Since I'm in such a happy mood, I thought that I would share a super website I found: Materials for Nurturing Scientists. This is from Uri Alon's website, and there is some good stuff for Grad Students. And also a link to the New PI forum, which I like. Anwho, it's good stuff. You should read it, IMHO.
>I have been seeing the "who the heck are you" meme on a lot of blogs. DM has a list of many of them. Anywho, since I have apparently been tagged (hee hee) and my arm is getting sore from all the twisting, I'll play along.
For the few folks out there reading this: Who are you, and why are you staring at me?
>So, what should you do when you think that a colleague is taking advantage of a graduate student?
First, some background. I moved across town to start my own lab. This has several practical consequences. First, and most awesome, I can move my experiments from one place to another with minimal interruption. But what I want to focus on today is that I already know most of the faculty that are my colleagues. Generally, this is good. I had a super postdoc and I get along with almost everyone in the community. But there are also bound to be kind of awkward times, as these folks have to accept me into the secret faculty club and realize that I know the handshake, too.
This brings me to the current situation. I was talking to a graduate student the other day. It was a hallway interaction, she had not searched me out for advice. I have known this grad student for several years, and she is one of the superstars in a highly-ranked graduate program. By every metric, she should be graduating. Now.

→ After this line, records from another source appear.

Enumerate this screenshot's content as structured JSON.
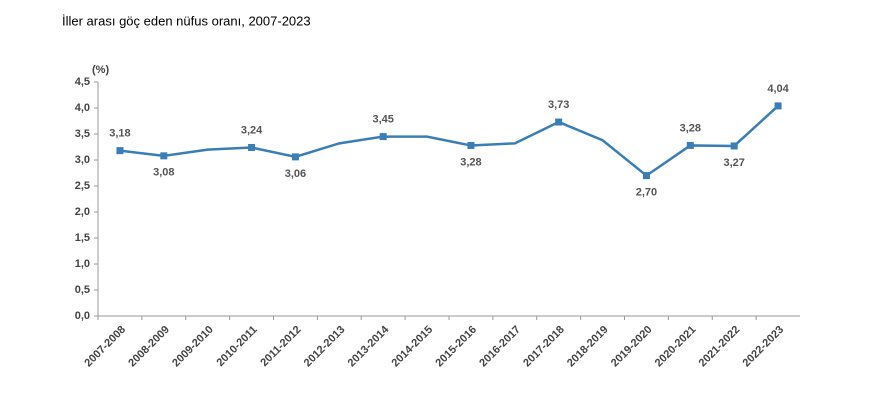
{
  "chart_data": {
    "type": "line",
    "title": "İller arası göç eden nüfus oranı, 2007-2023",
    "y_label": "(%)",
    "categories": [
      "2007-2008",
      "2008-2009",
      "2009-2010",
      "2010-2011",
      "2011-2012",
      "2012-2013",
      "2013-2014",
      "2014-2015",
      "2015-2016",
      "2016-2017",
      "2017-2018",
      "2018-2019",
      "2019-2020",
      "2020-2021",
      "2021-2022",
      "2022-2023"
    ],
    "series": [
      {
        "name": "İller arası göç eden nüfus oranı",
        "color": "#3a7eb5",
        "values": [
          3.18,
          3.08,
          3.2,
          3.24,
          3.06,
          3.32,
          3.45,
          3.45,
          3.28,
          3.32,
          3.73,
          3.38,
          2.7,
          3.28,
          3.27,
          4.04
        ],
        "value_labels": [
          "3,18",
          "3,08",
          null,
          "3,24",
          "3,06",
          null,
          "3,45",
          null,
          "3,28",
          null,
          "3,73",
          null,
          "2,70",
          "3,28",
          "3,27",
          "4,04"
        ]
      }
    ],
    "ylim": [
      0,
      4.5
    ],
    "yticks": [
      {
        "value": 0,
        "label": "0,0"
      },
      {
        "value": 0.5,
        "label": "0,5"
      },
      {
        "value": 1,
        "label": "1,0"
      },
      {
        "value": 1.5,
        "label": "1,5"
      },
      {
        "value": 2,
        "label": "2,0"
      },
      {
        "value": 2.5,
        "label": "2,5"
      },
      {
        "value": 3,
        "label": "3,0"
      },
      {
        "value": 3.5,
        "label": "3,5"
      },
      {
        "value": 4,
        "label": "4,0"
      },
      {
        "value": 4.5,
        "label": "4,5"
      }
    ],
    "grid": false
  }
}
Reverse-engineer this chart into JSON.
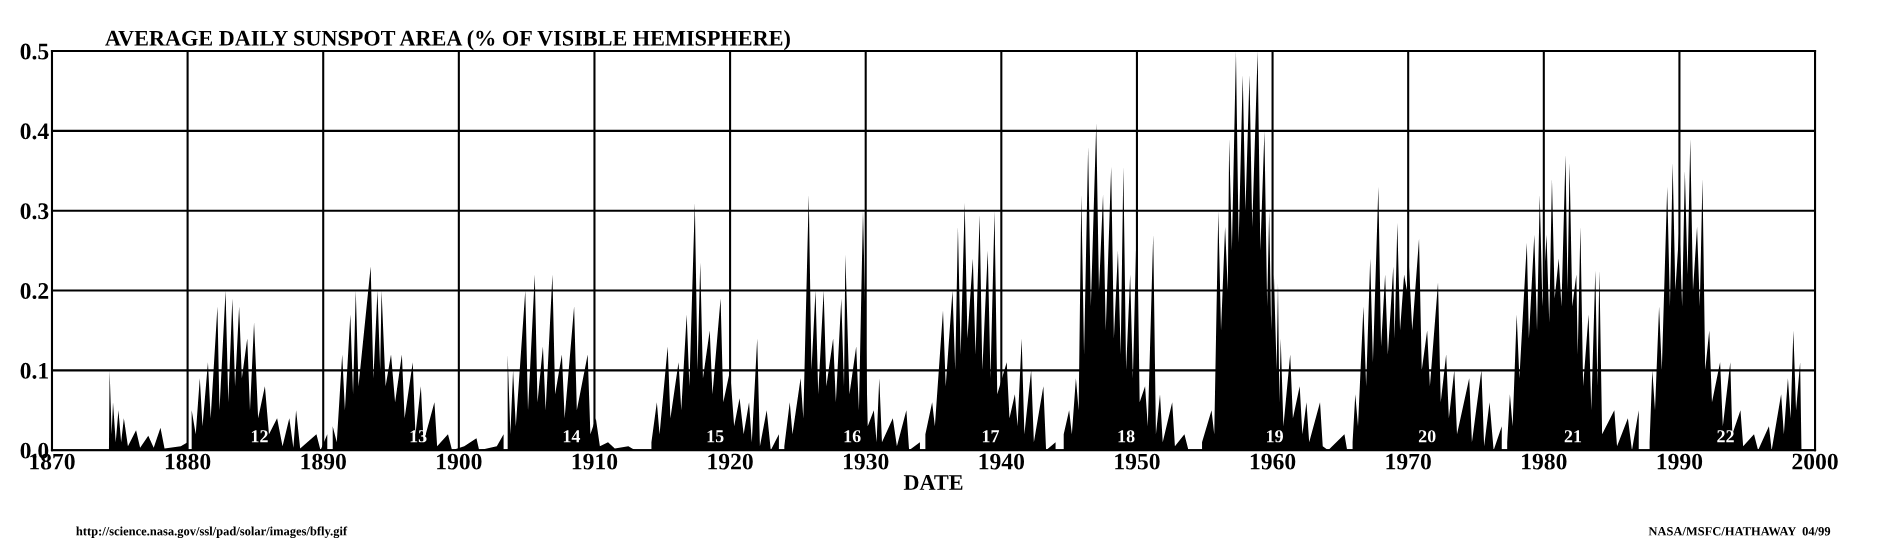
{
  "chart_data": {
    "type": "area",
    "title": "AVERAGE DAILY SUNSPOT AREA (% OF VISIBLE HEMISPHERE)",
    "xlabel": "DATE",
    "series": [
      {
        "color": "#000000",
        "x": [
          1874.2,
          1874.25,
          1874.4,
          1874.5,
          1874.7,
          1874.9,
          1875.1,
          1875.3,
          1875.6,
          1876.2,
          1876.5,
          1877.1,
          1877.5,
          1878.0,
          1878.3,
          1879.5,
          1880.0
        ],
        "values": [
          0,
          0.1,
          0.02,
          0.06,
          0.01,
          0.05,
          0.01,
          0.04,
          0.005,
          0.025,
          0.003,
          0.018,
          0.003,
          0.028,
          0.002,
          0.005,
          0.01
        ]
      },
      {
        "color": "#000000",
        "x": [
          1880.3,
          1880.6,
          1880.9,
          1881.1,
          1881.5,
          1881.7,
          1882.2,
          1882.35,
          1882.8,
          1883.0,
          1883.3,
          1883.5,
          1883.8,
          1884.0,
          1884.4,
          1884.6,
          1884.9,
          1885.2,
          1885.7,
          1886.0,
          1886.6,
          1887.0,
          1887.5,
          1887.8,
          1888.0,
          1888.3,
          1889.5,
          1889.8,
          1890.3
        ],
        "values": [
          0.05,
          0.02,
          0.09,
          0.03,
          0.11,
          0.04,
          0.18,
          0.05,
          0.2,
          0.06,
          0.19,
          0.08,
          0.18,
          0.09,
          0.14,
          0.05,
          0.16,
          0.04,
          0.08,
          0.02,
          0.04,
          0.005,
          0.04,
          0.003,
          0.05,
          0.002,
          0.02,
          0,
          0.02
        ]
      },
      {
        "color": "#000000",
        "x": [
          1890.7,
          1891.0,
          1891.4,
          1891.6,
          1892.0,
          1892.2,
          1892.4,
          1892.6,
          1893.5,
          1893.7,
          1894.0,
          1894.2,
          1894.3,
          1894.6,
          1895.0,
          1895.3,
          1895.8,
          1896.0,
          1896.6,
          1896.8,
          1897.2,
          1897.4,
          1898.2,
          1898.4,
          1899.2,
          1899.5,
          1900.4,
          1901.3,
          1901.5,
          1902.8,
          1903.3
        ],
        "values": [
          0.03,
          0.01,
          0.12,
          0.05,
          0.17,
          0.07,
          0.2,
          0.08,
          0.23,
          0.09,
          0.2,
          0.1,
          0.2,
          0.08,
          0.12,
          0.06,
          0.12,
          0.04,
          0.11,
          0.02,
          0.08,
          0.01,
          0.06,
          0.005,
          0.02,
          0,
          0.005,
          0.015,
          0,
          0.005,
          0.02
        ]
      },
      {
        "color": "#000000",
        "x": [
          1903.6,
          1903.8,
          1904.0,
          1904.2,
          1904.9,
          1905.1,
          1905.6,
          1905.8,
          1906.2,
          1906.4,
          1906.9,
          1907.1,
          1907.6,
          1907.8,
          1908.5,
          1908.7,
          1909.5,
          1909.7,
          1910.1,
          1910.4,
          1911.0,
          1911.5,
          1912.5,
          1913.0
        ],
        "values": [
          0.12,
          0.02,
          0.1,
          0.03,
          0.2,
          0.05,
          0.22,
          0.06,
          0.13,
          0.05,
          0.22,
          0.07,
          0.12,
          0.04,
          0.18,
          0.05,
          0.12,
          0.02,
          0.04,
          0.005,
          0.01,
          0.002,
          0.005,
          0
        ]
      },
      {
        "color": "#000000",
        "x": [
          1914.2,
          1914.6,
          1914.8,
          1915.4,
          1915.6,
          1916.2,
          1916.4,
          1916.8,
          1917.0,
          1917.4,
          1917.6,
          1917.8,
          1918.0,
          1918.5,
          1918.7,
          1919.3,
          1919.5,
          1920.0,
          1920.3,
          1920.7,
          1921.0,
          1921.4,
          1921.6,
          1922.0,
          1922.2,
          1922.7,
          1923.0,
          1923.6
        ],
        "values": [
          0.01,
          0.06,
          0.02,
          0.13,
          0.04,
          0.11,
          0.05,
          0.17,
          0.08,
          0.31,
          0.1,
          0.235,
          0.09,
          0.15,
          0.07,
          0.19,
          0.06,
          0.1,
          0.03,
          0.065,
          0.02,
          0.06,
          0.01,
          0.14,
          0.005,
          0.05,
          0,
          0.02
        ]
      },
      {
        "color": "#000000",
        "x": [
          1924.0,
          1924.4,
          1924.6,
          1925.2,
          1925.4,
          1925.8,
          1926.0,
          1926.3,
          1926.5,
          1926.9,
          1927.1,
          1927.6,
          1927.8,
          1928.2,
          1928.4,
          1928.5,
          1928.8,
          1929.3,
          1929.5,
          1929.8,
          1930.15,
          1930.6,
          1930.8,
          1931.0,
          1931.2,
          1932.0,
          1932.3,
          1933.0,
          1933.2,
          1934.0
        ],
        "values": [
          0.005,
          0.06,
          0.02,
          0.09,
          0.04,
          0.32,
          0.1,
          0.2,
          0.07,
          0.2,
          0.08,
          0.14,
          0.06,
          0.19,
          0.08,
          0.245,
          0.07,
          0.13,
          0.05,
          0.3,
          0.03,
          0.05,
          0.01,
          0.09,
          0.01,
          0.04,
          0.005,
          0.05,
          0,
          0.01
        ]
      },
      {
        "color": "#000000",
        "x": [
          1934.4,
          1934.9,
          1935.1,
          1935.7,
          1935.9,
          1936.4,
          1936.6,
          1936.8,
          1937.0,
          1937.3,
          1937.5,
          1937.9,
          1938.1,
          1938.4,
          1938.6,
          1939.0,
          1939.2,
          1939.5,
          1939.7,
          1940.4,
          1940.6,
          1941.0,
          1941.2,
          1941.5,
          1941.7,
          1942.2,
          1942.4,
          1943.1,
          1943.3,
          1944.0
        ],
        "values": [
          0.02,
          0.06,
          0.03,
          0.175,
          0.08,
          0.2,
          0.1,
          0.28,
          0.12,
          0.31,
          0.14,
          0.24,
          0.12,
          0.295,
          0.1,
          0.25,
          0.09,
          0.3,
          0.07,
          0.11,
          0.04,
          0.07,
          0.03,
          0.14,
          0.02,
          0.1,
          0.01,
          0.08,
          0,
          0.01
        ]
      },
      {
        "color": "#000000",
        "x": [
          1944.6,
          1945.0,
          1945.2,
          1945.5,
          1945.7,
          1945.9,
          1946.1,
          1946.4,
          1946.6,
          1947.0,
          1947.2,
          1947.5,
          1947.7,
          1948.1,
          1948.3,
          1948.6,
          1948.8,
          1949.0,
          1949.2,
          1949.5,
          1949.7,
          1950.0,
          1950.2,
          1950.6,
          1950.8,
          1951.2,
          1951.4,
          1951.7,
          1951.9,
          1952.6,
          1952.8,
          1953.5,
          1953.8
        ],
        "values": [
          0.02,
          0.05,
          0.02,
          0.09,
          0.05,
          0.32,
          0.12,
          0.38,
          0.18,
          0.41,
          0.2,
          0.32,
          0.15,
          0.355,
          0.14,
          0.25,
          0.12,
          0.355,
          0.1,
          0.22,
          0.09,
          0.3,
          0.06,
          0.08,
          0.03,
          0.27,
          0.02,
          0.07,
          0.01,
          0.06,
          0.005,
          0.02,
          0
        ]
      },
      {
        "color": "#000000",
        "x": [
          1954.8,
          1955.5,
          1955.7,
          1956.0,
          1956.2,
          1956.5,
          1956.7,
          1956.8,
          1957.0,
          1957.3,
          1957.5,
          1957.8,
          1958.0,
          1958.3,
          1958.5,
          1958.9,
          1959.1,
          1959.4,
          1959.6,
          1959.75,
          1959.9,
          1960.1,
          1960.3,
          1960.4,
          1960.5,
          1960.6,
          1960.8,
          1961.3,
          1961.5,
          1962.0,
          1962.2,
          1962.5,
          1962.7,
          1963.5,
          1963.7,
          1964.1,
          1965.3,
          1965.5
        ],
        "values": [
          0.01,
          0.05,
          0.02,
          0.3,
          0.15,
          0.28,
          0.2,
          0.39,
          0.25,
          0.5,
          0.26,
          0.47,
          0.3,
          0.47,
          0.28,
          0.5,
          0.25,
          0.4,
          0.18,
          0.3,
          0.15,
          0.22,
          0.1,
          0.21,
          0.06,
          0.14,
          0.03,
          0.12,
          0.04,
          0.08,
          0.02,
          0.06,
          0.01,
          0.06,
          0.005,
          0,
          0.02,
          0
        ]
      },
      {
        "color": "#000000",
        "x": [
          1965.9,
          1966.1,
          1966.3,
          1966.7,
          1966.9,
          1967.2,
          1967.4,
          1967.8,
          1968.0,
          1968.3,
          1968.5,
          1968.9,
          1969.0,
          1969.2,
          1969.4,
          1969.7,
          1969.9,
          1970.0,
          1970.3,
          1970.8,
          1971.0,
          1971.4,
          1971.6,
          1972.2,
          1972.4,
          1972.8,
          1973.0,
          1973.4,
          1973.6,
          1974.5,
          1974.7,
          1975.4,
          1975.6,
          1976.0,
          1976.3,
          1976.9
        ],
        "values": [
          0.01,
          0.07,
          0.03,
          0.18,
          0.08,
          0.24,
          0.11,
          0.33,
          0.13,
          0.22,
          0.12,
          0.23,
          0.14,
          0.285,
          0.15,
          0.22,
          0.2,
          0.25,
          0.15,
          0.265,
          0.1,
          0.15,
          0.08,
          0.21,
          0.06,
          0.12,
          0.04,
          0.1,
          0.02,
          0.09,
          0.01,
          0.1,
          0.005,
          0.06,
          0,
          0.03
        ]
      },
      {
        "color": "#000000",
        "x": [
          1977.3,
          1977.5,
          1977.7,
          1978.0,
          1978.2,
          1978.75,
          1978.9,
          1979.3,
          1979.5,
          1979.7,
          1979.9,
          1980.2,
          1980.4,
          1980.6,
          1980.8,
          1981.1,
          1981.3,
          1981.6,
          1981.75,
          1981.9,
          1982.1,
          1982.4,
          1982.5,
          1982.7,
          1982.9,
          1983.3,
          1983.5,
          1983.8,
          1983.95,
          1984.1,
          1984.3,
          1985.2,
          1985.4,
          1986.2,
          1986.5,
          1987.0
        ],
        "values": [
          0.01,
          0.07,
          0.03,
          0.17,
          0.09,
          0.26,
          0.14,
          0.27,
          0.15,
          0.32,
          0.18,
          0.27,
          0.16,
          0.34,
          0.19,
          0.24,
          0.18,
          0.37,
          0.2,
          0.36,
          0.18,
          0.22,
          0.12,
          0.28,
          0.08,
          0.17,
          0.05,
          0.225,
          0.08,
          0.225,
          0.02,
          0.05,
          0.005,
          0.04,
          0,
          0.05
        ]
      },
      {
        "color": "#000000",
        "x": [
          1987.8,
          1988.0,
          1988.2,
          1988.5,
          1988.7,
          1989.1,
          1989.3,
          1989.5,
          1989.7,
          1990.0,
          1990.2,
          1990.4,
          1990.6,
          1990.8,
          1991.0,
          1991.3,
          1991.5,
          1991.7,
          1991.9,
          1992.2,
          1992.4,
          1993.0,
          1993.2,
          1993.75,
          1993.9,
          1994.5,
          1994.7,
          1995.5,
          1995.8,
          1996.6,
          1996.8,
          1997.5,
          1997.7,
          1998.0,
          1998.2,
          1998.4,
          1998.6,
          1998.9,
          1999.0
        ],
        "values": [
          0.01,
          0.1,
          0.05,
          0.18,
          0.1,
          0.33,
          0.18,
          0.36,
          0.2,
          0.28,
          0.18,
          0.35,
          0.22,
          0.39,
          0.2,
          0.28,
          0.18,
          0.34,
          0.1,
          0.15,
          0.06,
          0.11,
          0.03,
          0.11,
          0.02,
          0.05,
          0.005,
          0.02,
          0,
          0.03,
          0,
          0.07,
          0.02,
          0.09,
          0.04,
          0.15,
          0.05,
          0.11,
          0
        ]
      }
    ],
    "xlim": [
      1870,
      2000
    ],
    "xticks": [
      1870,
      1880,
      1890,
      1900,
      1910,
      1920,
      1930,
      1940,
      1950,
      1960,
      1970,
      1980,
      1990,
      2000
    ],
    "ylim": [
      0,
      0.5
    ],
    "yticks": [
      {
        "value": 0,
        "label": "0.0"
      },
      {
        "value": 0.1,
        "label": "0.1"
      },
      {
        "value": 0.2,
        "label": "0.2"
      },
      {
        "value": 0.3,
        "label": "0.3"
      },
      {
        "value": 0.4,
        "label": "0.4"
      },
      {
        "value": 0.5,
        "label": "0.5"
      }
    ],
    "grid": true,
    "legend": false,
    "annotations": [
      "12",
      "13",
      "14",
      "15",
      "16",
      "17",
      "18",
      "19",
      "20",
      "21",
      "22",
      "http://science.nasa.gov/ssl/pad/solar/images/bfly.gif",
      "NASA/MSFC/HATHAWAY  04/99"
    ]
  }
}
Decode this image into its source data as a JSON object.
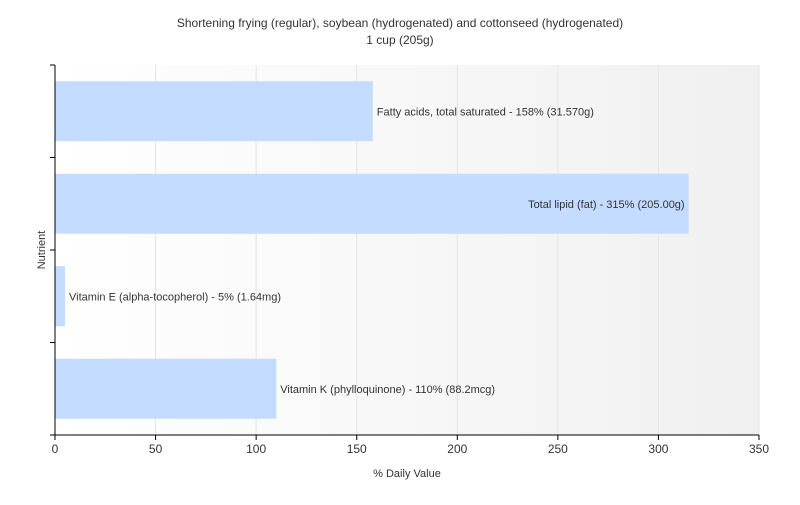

Turns out, her advisor has been suggesting that she stick around for another year or two. In return, she can "take what she works on with her". WTF? That doesn't make sense. Where exactly is she taking this "new project"? To her postdoc in some other lab? We are in one of the biomedical fields where a postdoc is required to stay on the academic track, which is what she wants to do.
As I pressed further, Pre-doc superstar told me that she is the only person in the lab that knows how to work the Magical Data Machine. She is also, bar far, the most productive person in Dr. Advisor's lab. If she sticks around for longer, she will probably publish one or two more papers. But she will have a LONG graduate career. I think that Dr. Advisor is thinking more about his own lab than the career of Pre-Doc Superstar.
I told this student that I thought she should move on to learn something new. That I felt staying in the Grad Lab was not the best move for her, career-wise. I told her that it was not her job to worry about Dr. Advisor's lab, but that he should be more concerned about her career development. I also told her to ask other faculty in the program for advice. I generally get along with Dr. Advisor, though we have had our moments. Hopefully this won't come back to bite me in the ass.